History is in the making in California with one of the biggest political battles over climate set for the state's mid-term elections this fall. The November ballot represents the Normandy Invasion equivalent for national climate legislation -- a historic battle whose outcome will likely have major impact on the future of efforts to curb greenhouse gas emissions.
In addition to electing a new governor in November, the more than 23 million elegible Californian voters will have the chance to cast a ballot on Proposition 23, an initiative designed to delay or nullify AB 32, the landmark climate legislation enacted in 2006 and considered to be a meaningful part of Governor Schwarzenegger legacy.
Widely regarded as the most aggressive on the planet, AB 32 calls for a host of GHG reduction measures, including the implementation of a cap and trade system by 2012. The Public Policy Institute of California predicts that more than $150 million will be spent trying to sway voters either way on AB 32, the most on any initiative in California's history.
Meg Whitman, the Republican nominee for governor, has stated her intention to postpone AB 32 for one year if elected. Jerry Brown, her Democratic opponent, has been a strong supporter of climate change legislation.
Let's look at three possible scenarios California voters could choose come November:
1. Preservation of AB 32 and Election of Jerry Brown
Should voters choose to uphold AB 32 and also elect Brown, who has stated his opposition to outright suspension of the statute, California will move to implement cap and trade by 2012 -- with the potential to become the first state in the U.S. to put a price on carbon.

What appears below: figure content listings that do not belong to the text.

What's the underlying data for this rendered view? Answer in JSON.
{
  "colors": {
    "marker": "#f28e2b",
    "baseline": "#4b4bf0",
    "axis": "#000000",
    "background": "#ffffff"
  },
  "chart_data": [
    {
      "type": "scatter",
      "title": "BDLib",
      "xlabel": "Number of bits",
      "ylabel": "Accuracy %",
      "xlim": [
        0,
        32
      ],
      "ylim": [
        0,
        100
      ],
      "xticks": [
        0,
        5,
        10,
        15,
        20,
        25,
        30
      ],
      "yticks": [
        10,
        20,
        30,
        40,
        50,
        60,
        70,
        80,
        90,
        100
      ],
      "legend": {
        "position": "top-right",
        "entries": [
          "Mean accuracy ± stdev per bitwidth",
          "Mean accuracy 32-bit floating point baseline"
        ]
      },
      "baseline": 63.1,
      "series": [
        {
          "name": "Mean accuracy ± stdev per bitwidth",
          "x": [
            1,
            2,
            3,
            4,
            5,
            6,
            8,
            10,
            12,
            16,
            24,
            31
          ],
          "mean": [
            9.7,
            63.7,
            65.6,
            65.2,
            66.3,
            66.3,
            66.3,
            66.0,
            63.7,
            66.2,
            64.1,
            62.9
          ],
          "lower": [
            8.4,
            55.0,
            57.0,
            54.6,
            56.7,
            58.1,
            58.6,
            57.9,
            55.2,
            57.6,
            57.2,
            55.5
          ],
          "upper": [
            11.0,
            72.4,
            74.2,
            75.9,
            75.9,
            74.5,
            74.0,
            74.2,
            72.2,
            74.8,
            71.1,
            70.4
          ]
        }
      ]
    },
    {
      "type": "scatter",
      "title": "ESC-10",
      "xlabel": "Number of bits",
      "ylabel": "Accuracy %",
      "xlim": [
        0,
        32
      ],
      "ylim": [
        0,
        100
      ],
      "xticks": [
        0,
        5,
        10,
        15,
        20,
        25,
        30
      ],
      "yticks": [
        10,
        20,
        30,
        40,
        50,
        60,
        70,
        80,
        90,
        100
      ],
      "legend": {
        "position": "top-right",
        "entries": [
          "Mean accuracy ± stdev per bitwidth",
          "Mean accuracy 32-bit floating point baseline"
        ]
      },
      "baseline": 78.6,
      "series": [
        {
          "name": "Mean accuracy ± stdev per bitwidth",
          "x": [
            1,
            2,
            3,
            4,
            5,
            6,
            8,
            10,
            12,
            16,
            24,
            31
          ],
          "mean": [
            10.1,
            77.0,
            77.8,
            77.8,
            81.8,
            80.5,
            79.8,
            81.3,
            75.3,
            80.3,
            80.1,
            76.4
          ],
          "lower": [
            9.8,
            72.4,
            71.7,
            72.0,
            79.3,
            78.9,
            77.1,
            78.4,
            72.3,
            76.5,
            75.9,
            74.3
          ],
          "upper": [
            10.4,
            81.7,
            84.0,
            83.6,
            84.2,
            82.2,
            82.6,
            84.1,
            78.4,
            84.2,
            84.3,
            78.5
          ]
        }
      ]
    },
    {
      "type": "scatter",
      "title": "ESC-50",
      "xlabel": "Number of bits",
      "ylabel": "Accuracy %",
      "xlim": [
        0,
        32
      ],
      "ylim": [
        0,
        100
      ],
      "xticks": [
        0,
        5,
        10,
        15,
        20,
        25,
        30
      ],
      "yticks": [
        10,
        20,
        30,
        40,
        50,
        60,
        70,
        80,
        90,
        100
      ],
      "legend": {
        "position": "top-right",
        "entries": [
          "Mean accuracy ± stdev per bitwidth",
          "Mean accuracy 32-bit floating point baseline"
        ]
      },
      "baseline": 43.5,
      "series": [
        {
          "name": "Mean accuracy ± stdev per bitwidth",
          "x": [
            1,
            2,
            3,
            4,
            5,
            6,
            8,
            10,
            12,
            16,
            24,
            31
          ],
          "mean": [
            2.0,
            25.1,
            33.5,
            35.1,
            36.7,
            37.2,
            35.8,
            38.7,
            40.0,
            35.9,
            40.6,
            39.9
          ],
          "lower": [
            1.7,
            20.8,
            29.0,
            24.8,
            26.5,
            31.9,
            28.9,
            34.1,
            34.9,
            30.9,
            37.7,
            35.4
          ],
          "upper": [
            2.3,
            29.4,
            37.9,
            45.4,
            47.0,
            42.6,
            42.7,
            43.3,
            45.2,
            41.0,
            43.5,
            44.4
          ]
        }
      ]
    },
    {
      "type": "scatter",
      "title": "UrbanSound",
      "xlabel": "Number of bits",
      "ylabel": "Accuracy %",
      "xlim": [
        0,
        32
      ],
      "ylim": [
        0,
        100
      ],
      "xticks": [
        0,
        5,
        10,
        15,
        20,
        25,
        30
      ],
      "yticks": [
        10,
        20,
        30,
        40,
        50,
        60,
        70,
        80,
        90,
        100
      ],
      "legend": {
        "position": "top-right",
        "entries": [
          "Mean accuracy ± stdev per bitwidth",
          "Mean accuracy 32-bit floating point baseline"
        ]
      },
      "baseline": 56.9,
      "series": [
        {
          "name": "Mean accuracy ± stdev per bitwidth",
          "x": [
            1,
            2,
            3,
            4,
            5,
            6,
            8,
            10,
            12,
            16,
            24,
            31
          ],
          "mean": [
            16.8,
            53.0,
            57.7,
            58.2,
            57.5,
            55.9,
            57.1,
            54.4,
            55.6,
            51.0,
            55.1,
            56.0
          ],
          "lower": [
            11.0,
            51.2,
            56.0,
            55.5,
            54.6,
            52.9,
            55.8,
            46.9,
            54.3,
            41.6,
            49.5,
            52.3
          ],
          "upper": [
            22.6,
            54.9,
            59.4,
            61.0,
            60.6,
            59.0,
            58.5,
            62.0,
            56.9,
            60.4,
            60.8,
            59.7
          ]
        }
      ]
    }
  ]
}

This fast track approach will put California at odds with those preferring to stall or prevent action and with their federal representatives in Washington, who will surely seek legislation to either pre-empt or restrict California's plans.
Given the relatively broad support in Congress for climate legislation, as evidenced by the passage of Waxman-Markey, it is not likely that a federal response would terminate California's cap and trade plans without simultaneously establishing an alternative market-based approach.
In fact, given the divisiveness that has characterized the current session of Congress, it is hard to imagine collecting the 60 votes in the Senate required for a bill that would terminate an AB 32-driven California cap and trade plan. Consequently, should California continue with its plan to implement cap and trade by 2012, Congress will undoubtedly pass meaningful climate legislation by 2011, implementing a federal ruling to set a price on carbon by that time.